A Reflection on Being God's Presence and Finding God's Presence

I continue to think about Pastor Karen's sermon last Sunday (https://www.facebook.com/Merritt.Island.Presbyterian.Church/posts/1128890507121578) and the importance of presence. And why it is important. Looking through some Lenten reflections from Iona I came upon this free verse prayer/meditation. In part it's about how three different people see a very ill and elderly hospitalized patient: Mrs. Alice Williams, a retired school teacher.
Jesus, when you wanted to know
what people were saying about you,
your friends were quick to reply.
There was no shortage of ideas and theories, it seems:
Elijah, John the Baptist,
prophet, teacher, worker of wonders...
But there are different ways of knowing,
different levels and depths.
Peter was more accurate:
"You are the Messiah, the Son of the Living God,
the one we are all waiting for," he said.
Spot on.
Well almost.
Even he hadn't worked out yet
that you had come to give your life
in costly and crucified love.
Different ways of knowing
the people we meet.
To the hospital visitor: one elderly face among many
in a ward of geriatric strangers.
To the nurse: Alice, slightly deaf and slipping down her bed,
to be jollied into recovery from a stroke.

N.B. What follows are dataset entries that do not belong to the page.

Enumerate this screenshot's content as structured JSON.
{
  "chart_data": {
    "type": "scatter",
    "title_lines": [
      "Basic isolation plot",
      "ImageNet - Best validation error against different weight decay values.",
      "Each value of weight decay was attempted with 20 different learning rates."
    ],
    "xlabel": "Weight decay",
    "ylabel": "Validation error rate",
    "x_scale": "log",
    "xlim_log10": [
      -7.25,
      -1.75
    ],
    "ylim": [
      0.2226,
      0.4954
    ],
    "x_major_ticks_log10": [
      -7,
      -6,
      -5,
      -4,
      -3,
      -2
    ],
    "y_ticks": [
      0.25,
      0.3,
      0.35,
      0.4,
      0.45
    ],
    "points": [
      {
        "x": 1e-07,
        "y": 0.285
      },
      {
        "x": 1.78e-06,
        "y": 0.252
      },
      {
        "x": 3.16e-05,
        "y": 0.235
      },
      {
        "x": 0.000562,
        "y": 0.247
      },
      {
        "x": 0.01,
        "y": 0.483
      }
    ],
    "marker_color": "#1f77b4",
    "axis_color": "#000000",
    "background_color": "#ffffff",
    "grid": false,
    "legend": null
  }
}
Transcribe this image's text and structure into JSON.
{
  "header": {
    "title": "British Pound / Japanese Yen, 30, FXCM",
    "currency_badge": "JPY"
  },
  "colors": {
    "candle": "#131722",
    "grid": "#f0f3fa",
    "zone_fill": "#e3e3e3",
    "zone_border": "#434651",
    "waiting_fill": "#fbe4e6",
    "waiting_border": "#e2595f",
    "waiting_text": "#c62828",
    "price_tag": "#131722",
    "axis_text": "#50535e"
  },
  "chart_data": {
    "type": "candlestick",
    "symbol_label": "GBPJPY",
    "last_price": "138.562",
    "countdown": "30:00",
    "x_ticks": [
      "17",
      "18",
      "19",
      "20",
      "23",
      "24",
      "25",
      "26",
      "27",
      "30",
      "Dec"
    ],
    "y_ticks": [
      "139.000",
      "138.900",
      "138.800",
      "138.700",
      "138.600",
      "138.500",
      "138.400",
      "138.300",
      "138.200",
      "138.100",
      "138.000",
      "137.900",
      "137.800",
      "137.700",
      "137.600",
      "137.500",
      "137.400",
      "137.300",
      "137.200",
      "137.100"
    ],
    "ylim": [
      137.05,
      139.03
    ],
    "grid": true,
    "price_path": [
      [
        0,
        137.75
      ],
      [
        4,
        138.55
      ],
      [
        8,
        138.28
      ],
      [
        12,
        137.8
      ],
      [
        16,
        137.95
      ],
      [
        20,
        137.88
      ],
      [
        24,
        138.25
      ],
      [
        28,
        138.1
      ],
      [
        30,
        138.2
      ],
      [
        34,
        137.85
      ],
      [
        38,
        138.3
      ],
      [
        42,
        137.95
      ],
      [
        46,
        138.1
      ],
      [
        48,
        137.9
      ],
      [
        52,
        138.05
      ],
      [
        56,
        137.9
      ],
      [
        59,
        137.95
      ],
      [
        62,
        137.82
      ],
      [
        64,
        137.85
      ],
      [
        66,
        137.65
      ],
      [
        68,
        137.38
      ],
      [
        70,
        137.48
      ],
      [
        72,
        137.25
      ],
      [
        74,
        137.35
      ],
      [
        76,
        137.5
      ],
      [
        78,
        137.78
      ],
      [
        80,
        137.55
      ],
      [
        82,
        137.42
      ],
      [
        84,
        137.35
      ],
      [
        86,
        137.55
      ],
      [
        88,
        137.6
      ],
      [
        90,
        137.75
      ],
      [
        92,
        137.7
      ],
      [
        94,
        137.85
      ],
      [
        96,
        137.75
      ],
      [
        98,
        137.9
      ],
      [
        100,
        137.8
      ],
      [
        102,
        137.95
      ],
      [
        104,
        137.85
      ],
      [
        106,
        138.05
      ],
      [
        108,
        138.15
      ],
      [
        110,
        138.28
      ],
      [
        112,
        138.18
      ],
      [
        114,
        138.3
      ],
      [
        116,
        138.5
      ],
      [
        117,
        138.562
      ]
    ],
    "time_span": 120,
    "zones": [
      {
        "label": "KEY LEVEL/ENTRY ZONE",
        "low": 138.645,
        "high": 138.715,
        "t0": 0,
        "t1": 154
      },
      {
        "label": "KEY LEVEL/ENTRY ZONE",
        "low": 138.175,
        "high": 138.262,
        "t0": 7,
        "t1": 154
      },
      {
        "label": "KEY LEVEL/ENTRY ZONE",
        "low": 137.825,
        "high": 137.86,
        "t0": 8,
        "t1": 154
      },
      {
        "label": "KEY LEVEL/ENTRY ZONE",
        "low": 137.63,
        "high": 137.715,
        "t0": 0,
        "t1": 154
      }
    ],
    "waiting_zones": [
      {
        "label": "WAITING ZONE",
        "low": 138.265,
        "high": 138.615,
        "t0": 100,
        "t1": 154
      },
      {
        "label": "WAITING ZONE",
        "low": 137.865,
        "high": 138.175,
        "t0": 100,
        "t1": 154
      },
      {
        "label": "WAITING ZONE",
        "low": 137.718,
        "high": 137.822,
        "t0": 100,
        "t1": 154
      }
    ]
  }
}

To a fellow patient: Mrs. Williams, one time pillar of the community,
who had nurtured generations of children and teachers.
Two stories. One about you. The other about Mrs. A. Williams.
They don't quite connect, do they Jesus?
You were, and are, unique.
To know you is to know God:
the deepest kind of knowing.
Yet Mrs. A Williams - was she not special too?
Was anyone else quite like her,
with exactly her gifts and commitment,
and her volumes of mystery stories
published secretly under a fictional name?
Was Mrs. A Williams not unique -
daughter of God in her own right?
I never knew her. She was not my teacher.
But you are.
Teach me, O Christ.
Teach me to recognize the dignity, the uniqueness,
the divine possibility,
of every living person.
Teach me to take no one for granted,
no friend or stranger,
no crowd or category,
no statistic or stereotype.
Let me never overlook the hidden ones
who yearn for recognition,
and secretly ask, "Who am I?"
And in that recognition,
in that deepest knowing,
let me encounter you.
And in that encounter
let me, like Peter, be blessed.
For such recognition will hardly be of my own making;
it must be a gift of God.
And in that blessing
let your presence
which I sometimes remember to see in others
also be in me.
And let that which is most truly and uniquely me
be your unfolding within me.
And let me know myself to be
a son, a daughter,
of the living God.
By Brian Woodcock
When our presence blesses and affirms Christ's presence in others, we receive a blessing of indescribable magnitude.